It’s been a long wait from the initial petition in 2014, through the long slog of status review, to today’s official announcement by the U.S. Fish & Wildlife Service that listing the North American monarch butterfly as endangered or threatened under the Endangered Species Act is warranted, but precluded by higher priority listing actions.
Over the past 20 years, scientists have noted declines in North American monarchs overwintering in Mexico and California, where these butterflies cluster. Numbers in the larger eastern population are measured by the size of the area they occupy. At a density of roughly 8.5 million monarchs per acre, it is estimated that the eastern population fell from about 384 million in 1996 to a low of 14 million in 2013. The population in 2019 was about 60 million.
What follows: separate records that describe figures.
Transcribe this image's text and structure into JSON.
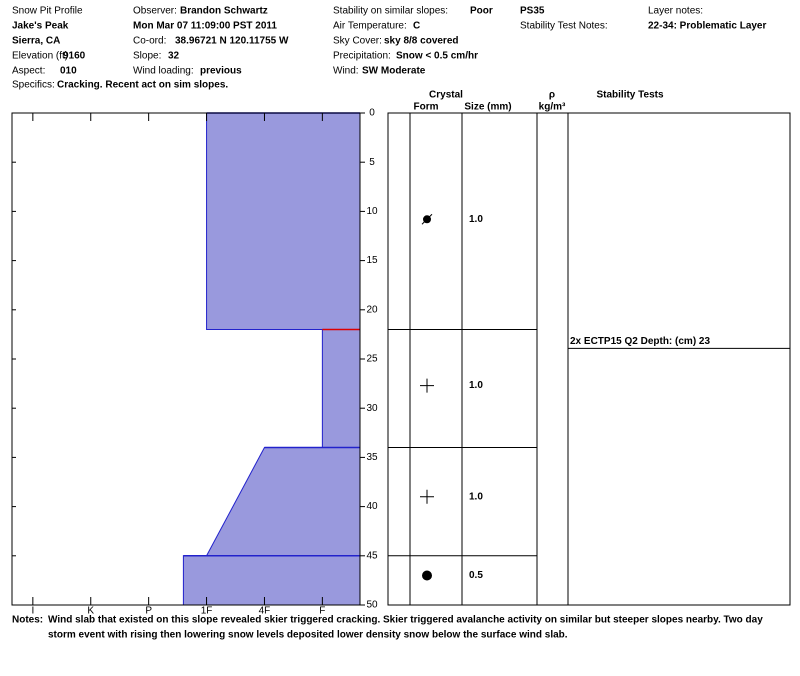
{
  "header": {
    "title": "Snow Pit Profile",
    "location": "Jake's Peak",
    "region": "Sierra, CA",
    "elevation": {
      "label": "Elevation (ft)",
      "value": 9160
    },
    "aspect": {
      "label": "Aspect:",
      "value": "010"
    },
    "specifics": {
      "label": "Specifics:",
      "value": "Cracking. Recent act on sim slopes."
    },
    "observer": {
      "label": "Observer:",
      "value": "Brandon Schwartz"
    },
    "date": "Mon Mar 07 11:09:00 PST 2011",
    "coord": {
      "label": "Co-ord:",
      "value": "38.96721 N 120.11755 W"
    },
    "slope": {
      "label": "Slope:",
      "value": 32
    },
    "wind_loading": {
      "label": "Wind loading:",
      "value": "previous"
    },
    "stability": {
      "label": "Stability on similar slopes:",
      "value": "Poor"
    },
    "air_temperature": {
      "label": "Air Temperature:",
      "value": "C"
    },
    "sky_cover": {
      "label": "Sky Cover:",
      "value": "sky 8/8 covered"
    },
    "precipitation": {
      "label": "Precipitation:",
      "value": "Snow < 0.5 cm/hr"
    },
    "wind": {
      "label": "Wind:",
      "value": "SW Moderate"
    },
    "pit_id": "PS35",
    "stability_test_notes": "Stability Test Notes:",
    "layer_notes": {
      "label": "Layer notes:",
      "value": "22-34: Problematic Layer"
    }
  },
  "chart_data": {
    "type": "hardness-profile",
    "ylim": [
      0,
      50
    ],
    "yticks": [
      0,
      5,
      10,
      15,
      20,
      25,
      30,
      35,
      40,
      45,
      50
    ],
    "xlim": [
      0.64,
      6.65
    ],
    "xticks": [
      {
        "value": 1,
        "label": "I"
      },
      {
        "value": 2,
        "label": "K"
      },
      {
        "value": 3,
        "label": "P"
      },
      {
        "value": 4,
        "label": "1F"
      },
      {
        "value": 5,
        "label": "4F"
      },
      {
        "value": 6,
        "label": "F"
      }
    ],
    "fill": "#9999dd",
    "layers": [
      {
        "top": 0,
        "bottom": 22,
        "hardness_top": 4,
        "hardness_bottom": 4,
        "edge_color": "#2222cc"
      },
      {
        "top": 22,
        "bottom": 34,
        "hardness_top": 6,
        "hardness_bottom": 6,
        "edge_color": "#dd0000"
      },
      {
        "top": 34,
        "bottom": 45,
        "hardness_top": 5,
        "hardness_bottom": 4,
        "edge_color": "#2222cc"
      },
      {
        "top": 45,
        "bottom": 50,
        "hardness_top": 3.6,
        "hardness_bottom": 3.6,
        "edge_color": "#2222cc"
      }
    ]
  },
  "crystal": {
    "title": "Crystal",
    "columns": [
      "Form",
      "Size (mm)"
    ],
    "boundaries": [
      22,
      34,
      45
    ],
    "entries": [
      {
        "depth": 10.8,
        "symbol": "slash-dot",
        "size": "1.0"
      },
      {
        "depth": 27.7,
        "symbol": "plus",
        "size": "1.0"
      },
      {
        "depth": 39,
        "symbol": "plus",
        "size": "1.0"
      },
      {
        "depth": 47,
        "symbol": "dot",
        "size": "0.5"
      }
    ]
  },
  "density": {
    "symbol": "ρ",
    "unit": "kg/m³"
  },
  "stability_tests": {
    "title": "Stability Tests",
    "tests": [
      {
        "depth": 23,
        "label": "2x ECTP15 Q2 Depth: (cm) 23"
      }
    ]
  },
  "notes": {
    "label": "Notes:",
    "lines": [
      "Wind slab that existed on this slope revealed skier triggered cracking. Skier triggered avalanche activity on similar but steeper slopes nearby. Two day",
      "storm event  with rising then lowering snow levels deposited lower density snow below the surface wind slab."
    ]
  }
}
The western population, located in California, saw a more precipitous decline, from about 1.2 million in 1997 to fewer than 30,000 in 2019.
Based on surveys conducted over this recent Thanksgiving weekend, the western population has further plummeted to <2,000 individuals.
The ESA provides for a warranted-but-precluded finding when the Service doesn’t have sufficient resources ($$$) to complete the listing process because the agency must first focus on higher-priority listing rules. Warranted-but-precluded findings require subsequent review each year until the agency undertakes a proposal or makes a not-warranted finding. So in the interim, monarchs will be a Candidate under the ESA.
The Service’s Great Lakes office, which is handling the monarch case, is considering 9 other species with higher- priority status, either ahead in line or with court-mandated decision deadlines: little brown bat, plains spotted skunk, Illinois chorus frog, golden-winged warbler, Blanding’s turtle, Mammoth Springs crayfish, 2 freshwater mussels, and a plant called Hall’s bulrush. Nationwide, 161 species are ahead of the monarch in priority.
While I’m relieved that monarchs weren’t dismissed as “not warranted for listing” based on the Trump Administration’s abyssmal environmental record, I’m especially relieved that the Biden-Harris Administration will be at the helm in future reviews of this magnificent species. A Biden-Harris Secretary of the Interior would be much more amenable to take emergency listing action to list the monarch as endangered or threatened if the best available science so indicated.